United StatesUnited States Various: Calidore String Quartet (Jeffrey Myers, Ryan Meehan [violins], Jeremy Berry [viola], Estelle Choi [cello]) and Quartet Integra (Kyoka Misawa, Rintaro Kikuno [violins], Itsuki Yamamoto [viola], Ye Un Park, [cello]). Thayer Hall, The Colburn School, Los Angeles. 15.11.2024. (LV)

Sketches of the Calidore Quartet and the Quartet Integra © Larisa Pilinsky.

Marsalis – from String Quartet No.1, At the Octoroon Balls (III. ‘Creole Contradanzas’, IV. ‘Many Gone’, V. ‘Hellbound Highball’)
John Williams – ‘With Malice Towards None’ from Lincoln
Korngold – String Sextet in D major, Op.10
Mendelssohn – String Octet in E-flat major, Op.20

The Calidore Quartet’s second concert of their weeklong residency at the Colburn School featured Korngold’s remarkably mature Sextet, written when the composer was seventeen, and Mendelssohn’s astonishing Octet, written when he was sixteen.
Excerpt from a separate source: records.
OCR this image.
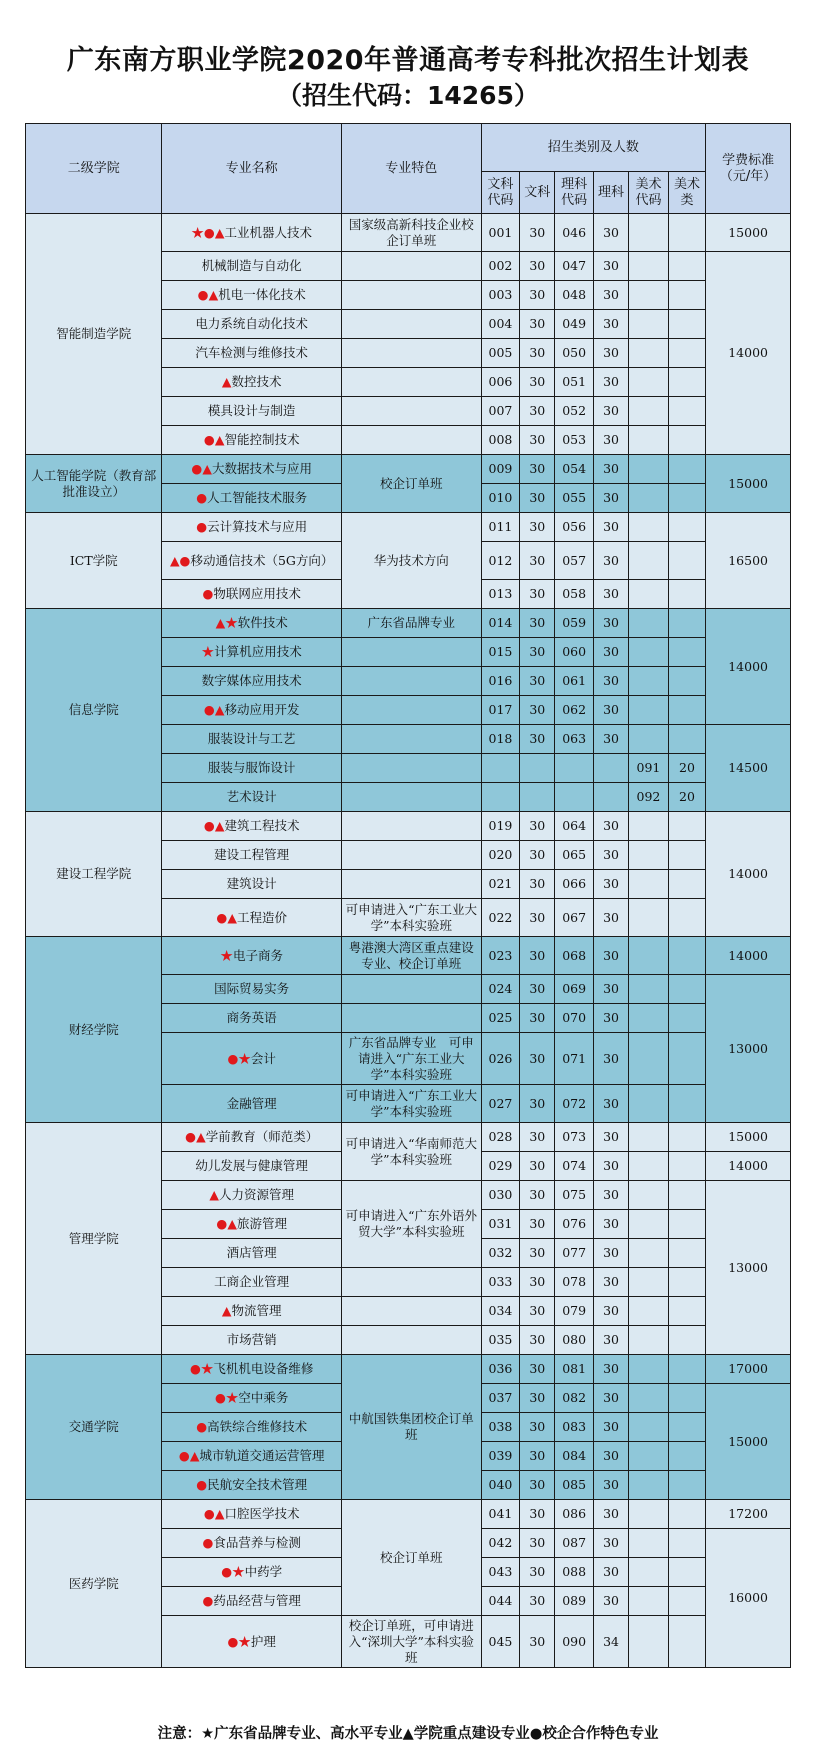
广东南方职业学院2020年普通高考专科批次招生计划表
（招生代码：14265）
二级学院	专业名称	专业特色	招生类别及人数						学费标准（元/年）
			文科代码	文科	理科代码	理科	美术代码	美术类	
智能制造学院	★●▲工业机器人技术	国家级高新科技企业校企订单班	001	30	046	30			15000
	机械制造与自动化		002	30	047	30			14000
	●▲机电一体化技术		003	30	048	30			
	电力系统自动化技术		004	30	049	30			
	汽车检测与维修技术		005	30	050	30			
	▲数控技术		006	30	051	30			
	模具设计与制造		007	30	052	30			
	●▲智能控制技术		008	30	053	30			
人工智能学院（教育部批准设立）	●▲大数据技术与应用	校企订单班	009	30	054	30			15000
	●人工智能技术服务		010	30	055	30			
ICT学院	●云计算技术与应用	华为技术方向	011	30	056	30			16500
	▲●移动通信技术（5G方向）		012	30	057	30			
	●物联网应用技术		013	30	058	30			
信息学院	▲★软件技术	广东省品牌专业	014	30	059	30			14000
	★计算机应用技术		015	30	060	30			
	数字媒体应用技术		016	30	061	30			
	●▲移动应用开发		017	30	062	30			
	服装设计与工艺		018	30	063	30			14500
	服装与服饰设计						091	20	
	艺术设计						092	20	
建设工程学院	●▲建筑工程技术		019	30	064	30			14000
	建设工程管理		020	30	065	30			
	建筑设计		021	30	066	30			
	●▲工程造价	可申请进入“广东工业大学”本科实验班	022	30	067	30			
财经学院	★电子商务	粤港澳大湾区重点建设专业、校企订单班	023	30	068	30			14000
	国际贸易实务		024	30	069	30			13000
	商务英语		025	30	070	30			
	●★会计	广东省品牌专业　可申请进入“广东工业大学”本科实验班	026	30	071	30			
	金融管理	可申请进入“广东工业大学”本科实验班	027	30	072	30			
管理学院	●▲学前教育（师范类）	可申请进入“华南师范大学”本科实验班	028	30	073	30			15000
	幼儿发展与健康管理		029	30	074	30			14000
	▲人力资源管理	可申请进入“广东外语外贸大学”本科实验班	030	30	075	30			13000
	●▲旅游管理		031	30	076	30			
	酒店管理		032	30	077	30			
	工商企业管理		033	30	078	30			
	▲物流管理		034	30	079	30			
	市场营销		035	30	080	30			
交通学院	●★飞机机电设备维修	中航国铁集团校企订单班	036	30	081	30			17000
	●★空中乘务		037	30	082	30			15000
	●高铁综合维修技术		038	30	083	30			
	●▲城市轨道交通运营管理		039	30	084	30			
	●民航安全技术管理		040	30	085	30			
医药学院	●▲口腔医学技术	校企订单班	041	30	086	30			17200
	●食品营养与检测		042	30	087	30			16000
	●★中药学		043	30	088	30			
	●药品经营与管理		044	30	089	30			
	●★护理	校企订单班，可申请进入“深圳大学”本科实验班	045	30	090	34			
注意：★广东省品牌专业、高水平专业▲学院重点建设专业●校企合作特色专业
The Calidore and the Quartet Integra ensembles formed two sides of a triangle for the Octet, delivering a performance both gritty and exhilarating and not overly sentimental. The formation, however, while visually striking, implied something Mendelssohn had not intended – treating the work as a dialogue between two quartets rather than an integrated ensemble of eight individual voices. Music survived this logistical choice, and it resulted in a more democratic distribution of voices than the usual first-violin-dominated approach. The Calidore Quartet, young lions not so very long ago, showed particular joy in the collaboration, with cellist Estelle Choi beaming throughout.
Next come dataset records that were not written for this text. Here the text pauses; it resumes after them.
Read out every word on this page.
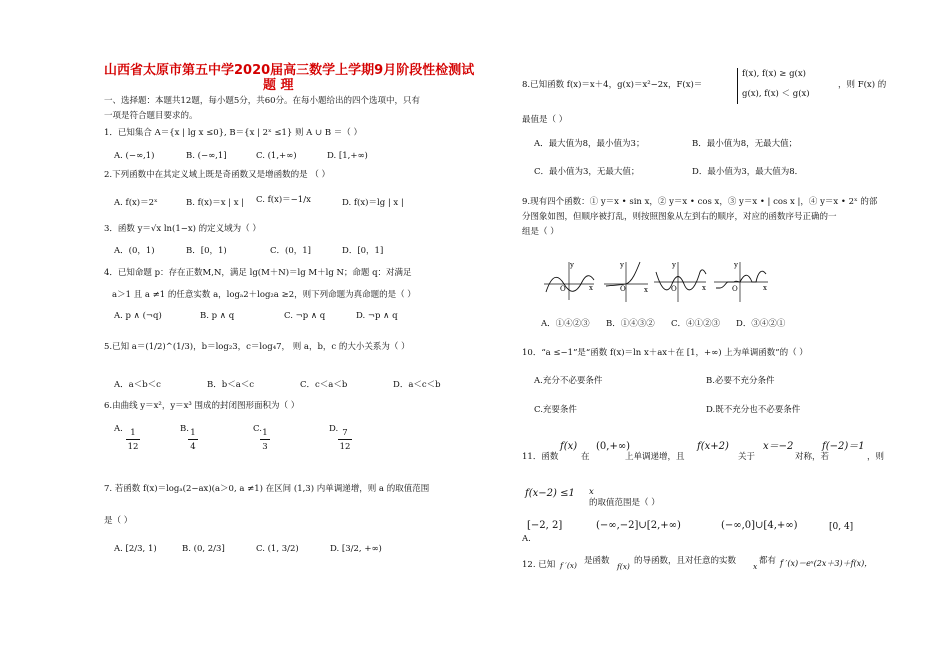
山西省太原市第五中学2020届高三数学上学期9月阶段性检测试
题 理
一、选择题：本题共12题，每小题5分，共60分。在每小题给出的四个选项中，只有
一项是符合题目要求的。
1．已知集合 A＝{x | lg x ≤0}, B＝{x | 2ˣ ≤1} 则 A ∪ B ＝（ ）
A. (−∞,1)	B. (−∞,1]	C. (1,+∞)	D. [1,+∞)
2.下列函数中在其定义域上既是奇函数又是增函数的是 （ ）
A. f(x)＝2ˣ	B. f(x)＝x | x | C. f(x)＝−1/x	D. f(x)＝lg | x |
3．函数 y＝√x ln(1−x) 的定义域为（ ）
A．(0，1)	B．[0，1)	C．(0，1]	D．[0，1]
4．已知命题 p：存在正数M,N，满足 lg(M＋N)＝lg M＋lg N；命题 q：对满足
a＞1 且 a ≠1 的任意实数 a，logₐ2＋log₂a ≥2，则下列命题为真命题的是（ ）
A. p ∧ (¬q)	B. p ∧ q	C. ¬p ∧ q	D. ¬p ∧ q
5.已知 a＝(1/2)^(1/3)，b＝log₂3，c＝log₄7， 则 a，b，c 的大小关系为（ ）
A．a＜b＜c	B．b＜a＜c	C．c＜a＜b	D．a＜c＜b
6.由曲线 y＝x²，y＝x³ 围成的封闭图形面积为（ ）
A. 1
12
B. 1
4
C. 1
3
D. 7
12
7. 若函数 f(x)＝logₐ(2−ax)(a＞0, a ≠1) 在区间 (1,3) 内单调递增，则 a 的取值范围
是（ ）
A. [2/3, 1)	B. (0, 2/3]	C. (1, 3/2)	D. [3/2, +∞)
8.已知函数 f(x)＝x＋4，g(x)＝x²−2x，F(x)＝
f(x), f(x) ≥ g(x)
g(x), f(x) ＜ g(x)
，则 F(x) 的
最值是（ ）
A．最大值为8，最小值为3；	B．最小值为8，无最大值；
C．最小值为3，无最大值；	D．最小值为3，最大值为8．
9.现有四个函数：① y＝x • sin x，② y＝x • cos x，③ y＝x • | cos x |，④ y＝x • 2ˣ 的部
分图象如图，但顺序被打乱，则按照图象从左到右的顺序，对应的函数序号正确的一
组是（ ）
y
x
O
y
x
O
y
x
O
y
x
O
A．①④②③ B．①④③② C．④①②③ D．③④②①
10．“a ≤−1”是“函数 f(x)＝ln x＋ax＋在 [1，+∞) 上为单调函数”的（ ）
A.充分不必要条件	B.必要不充分条件
C.充要条件	D.既不充分也不必要条件
11．函数
f(x)
在
(0,+∞)
上单调递增，且
f(x+2)
关于
x＝−2
对称，若
f(−2)＝1
，则
f(x−2) ≤1 x
的取值范围是（ ）
[−2, 2]
A.
(−∞,−2]∪[2,+∞)	(−∞,0]∪[4,+∞)	[0, 4]
12. 已知 f ′(x) 是函数
f(x)
的导函数，且对任意的实数
x
都有 f ′(x)＝eˣ(2x＋3)＋f(x)，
Calidore first violinist Jeffrey Myers had led the Mendelssohn, and Kyoka Misawa, the Integra’s first violinist, took the reins for Korngold’s early String Sextet. Her colleagues had the lead roles alongside Calidore’s Choi and violist Jeremy Berry. The work proved more than just a training exercise for the lush style Korngold would bring to the three quartets the Calidore had played two nights before – his mature voice was already there.

In both works, the Integra players commanded attention. First violinist Misawa displayed perfect intonation, riveting timing and surges of passion that made the Korngold sound as if it had been written for her; in the Mendelssohn, she was immaculate in her smaller but pivotal supporting role. Second violinist Rintaro Kikuno demonstrated equally breathtaking technical command with elegant movements and sweeping bow strokes, and violist Itsuki Yamamoto produced both a huge, nut-brown sound and astonishing technique. Cellist Ye Un Park proved there was nothing she could not tackle and took off in the finale of the Mendelssohn as if daring the others to catch her. Though distinctly different in style, sound and stage presence, their collective artistry suggests they will be formidable contenders in future competitions.
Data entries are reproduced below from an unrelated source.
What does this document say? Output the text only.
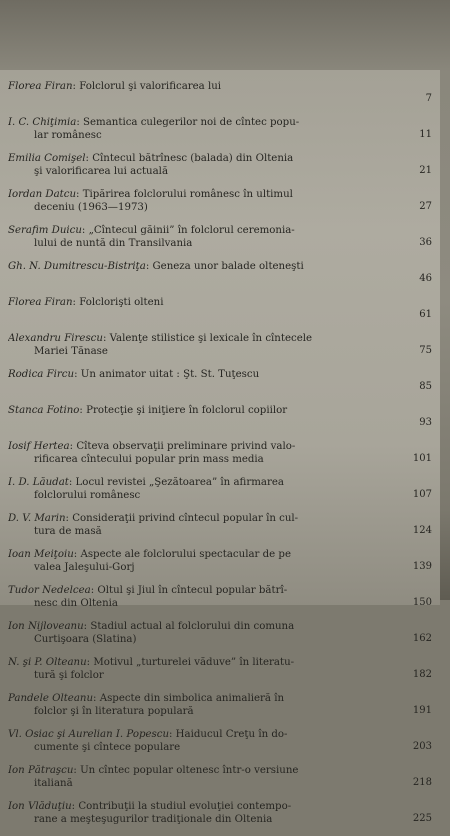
Florea Firan: Folclorul şi valorificarea lui
7
I. C. Chiţimia: Semantica culegerilor noi de cîntec popu-
lar românesc	11
Emilia Comişel: Cîntecul bătrînesc (balada) din Oltenia
şi valorificarea lui actuală	21
Iordan Datcu: Tipărirea folclorului românesc în ultimul
deceniu (1963—1973)	27
Serafim Duicu: „Cîntecul găinii” în folclorul ceremonia-
lului de nuntă din Transilvania	36
Gh. N. Dumitrescu-Bistriţa: Geneza unor balade olteneşti
46
Florea Firan: Folclorişti olteni
61
Alexandru Firescu: Valenţe stilistice şi lexicale în cîntecele
Mariei Tănase	75
Rodica Fircu: Un animator uitat : Şt. St. Tuţescu
85
Stanca Fotino: Protecţie şi iniţiere în folclorul copiilor
93
Iosif Hertea: Cîteva observaţii preliminare privind valo-
rificarea cîntecului popular prin mass media	101
I. D. Lăudat: Locul revistei „Şezătoarea” în afirmarea
folclorului românesc	107
D. V. Marin: Consideraţii privind cîntecul popular în cul-
tura de masă	124
Ioan Meiţoiu: Aspecte ale folclorului spectacular de pe
valea Jaleşului-Gorj	139
Tudor Nedelcea: Oltul şi Jiul în cîntecul popular bătrî-
nesc din Oltenia	150
Ion Nijloveanu: Stadiul actual al folclorului din comuna
Curtişoara (Slatina)	162
N. şi P. Olteanu: Motivul „turturelei văduve” în literatu-
tură şi folclor	182
Pandele Olteanu: Aspecte din simbolica animalieră în
folclor şi în literatura populară	191
Vl. Osiac şi Aurelian I. Popescu: Haiducul Creţu în do-
cumente şi cîntece populare	203
Ion Pătraşcu: Un cîntec popular oltenesc într-o versiune
italiană	218
Ion Vlăduţiu: Contribuţii la studiul evoluţiei contempo-
rane a meşteşugurilor tradiţionale din Oltenia	225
The evening opened with the Calidore Quartet performing three movements from Wynton Marsalis’s At the Octoroon’s Ball and John Williams’s newly commissioned arrangement of his theme music for Steven Spielberg’s Lincoln. Both works were enthusiastically performed and received, but musically they remained peripheral to the evening’s more substantial offerings.

The concert’s intimate setting, the 189-seat Thayer Hall, a marvelous creation of angles and warmth, height and intimacy, is an ideal place to hear chamber music. While too small for concerts with wide public anticipation such as the Calidore’s earlier program of Korngold’s three string quartets, attending a performance in Thayer Hall offers a rare opportunity to experience music with the same kind of impact it has when listening on headphones or speakers.